St. Andrew Nativity School students hold signs during a demonstration June 21 calling for racial equality and human dignity. (Courtesy St. Andrew Nativity School)
St. Andrew Nativity School students hold signs during a demonstration June 21 calling for racial equality and human dignity. (Courtesy St. Andrew Nativity School)
While many adults are uneasy with the unrest in the city and nation, one group of Portland youths came forward to say they feel the pain of generations of systematic racism, violence and hate.

Students from St. Andrew Nativity School in Northeast Portland — a tuition-free Catholic, Jesuit middle school for low-income families — organized a peaceful protest June 21 in memory of the many Black fathers who have been victims of police violence and unfair incarceration.

“Students were inspired by peaceful protests around the country and wanted to use their voices and power to join the Black Lives Matter movement,” said Jane Casey, a language arts teacher at Nativity.

The students spent weeks planning the protest, hosting several planning meetings, coming up with ways to advertise the event, including creating a flier, and ensuring everyone was safe and wearing a mask.

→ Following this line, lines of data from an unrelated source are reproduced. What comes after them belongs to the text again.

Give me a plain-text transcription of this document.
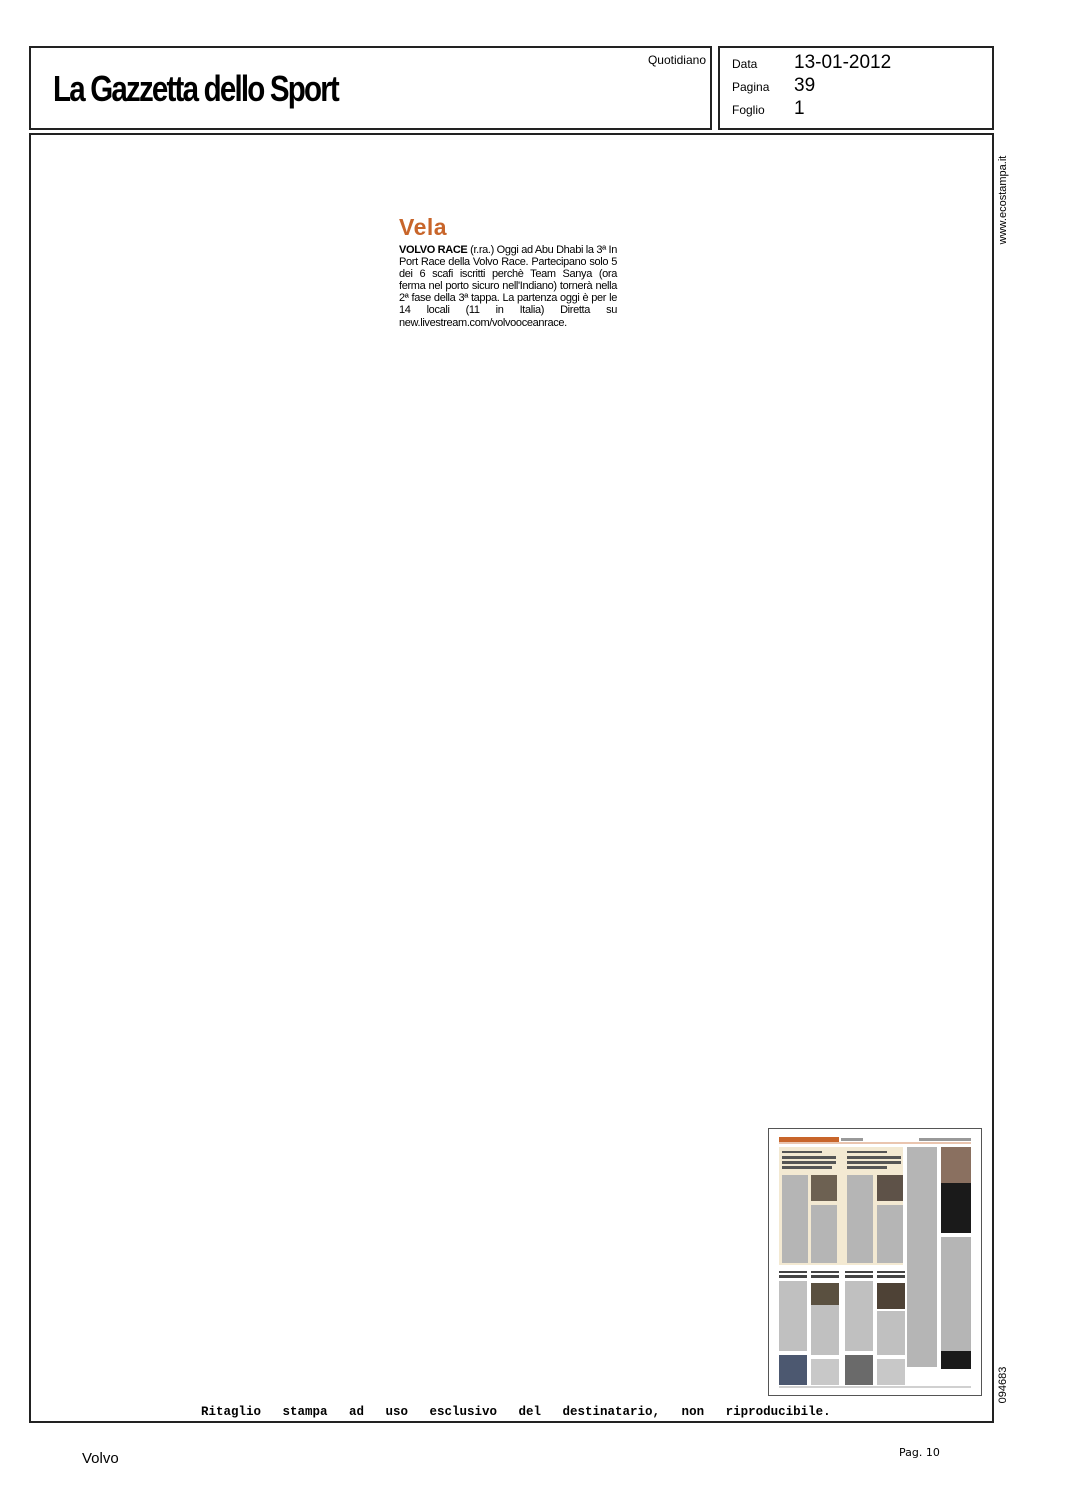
La Gazzetta dello Sport
Quotidiano Data 13-01-2012
Pagina 39
Foglio 1
www.ecostampa.it
094683
Vela
VOLVO RACE (r.ra.) Oggi ad Abu Dhabi la 3ª In Port Race della Volvo Race. Partecipano solo 5 dei 6 scafi iscritti perchè Team Sanya (ora ferma nel porto sicuro nell'Indiano) tornerà nella 2ª fase della 3ª tappa. La partenza oggi è per le 14 locali (11 in Italia) Diretta su new.livestream.com/volvooceanrace.
Ritaglio stampa ad uso esclusivo del destinatario, non riproducibile.
Volvo	Pag. 10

The march included students, families, faculty, volunteers and community members. The group of about 150 met at the school off of Alberta and Northeast Ninth Avenue on the afternoon of Father’s Day and marched to the local police precinct. There, protesters took a knee in honor of George Floyd, a Black man killed by police in Minnesota May 25, while two students spoke.

A recent graduate who helped organize the protest led marchers in chanting George Floyd’s name. When interviewed afterward, a current eighth grader said, “We just want to be heard. People should not be killed or targeted… no matter the color of your skin, no matter what you look like, and no matter what your gender is.”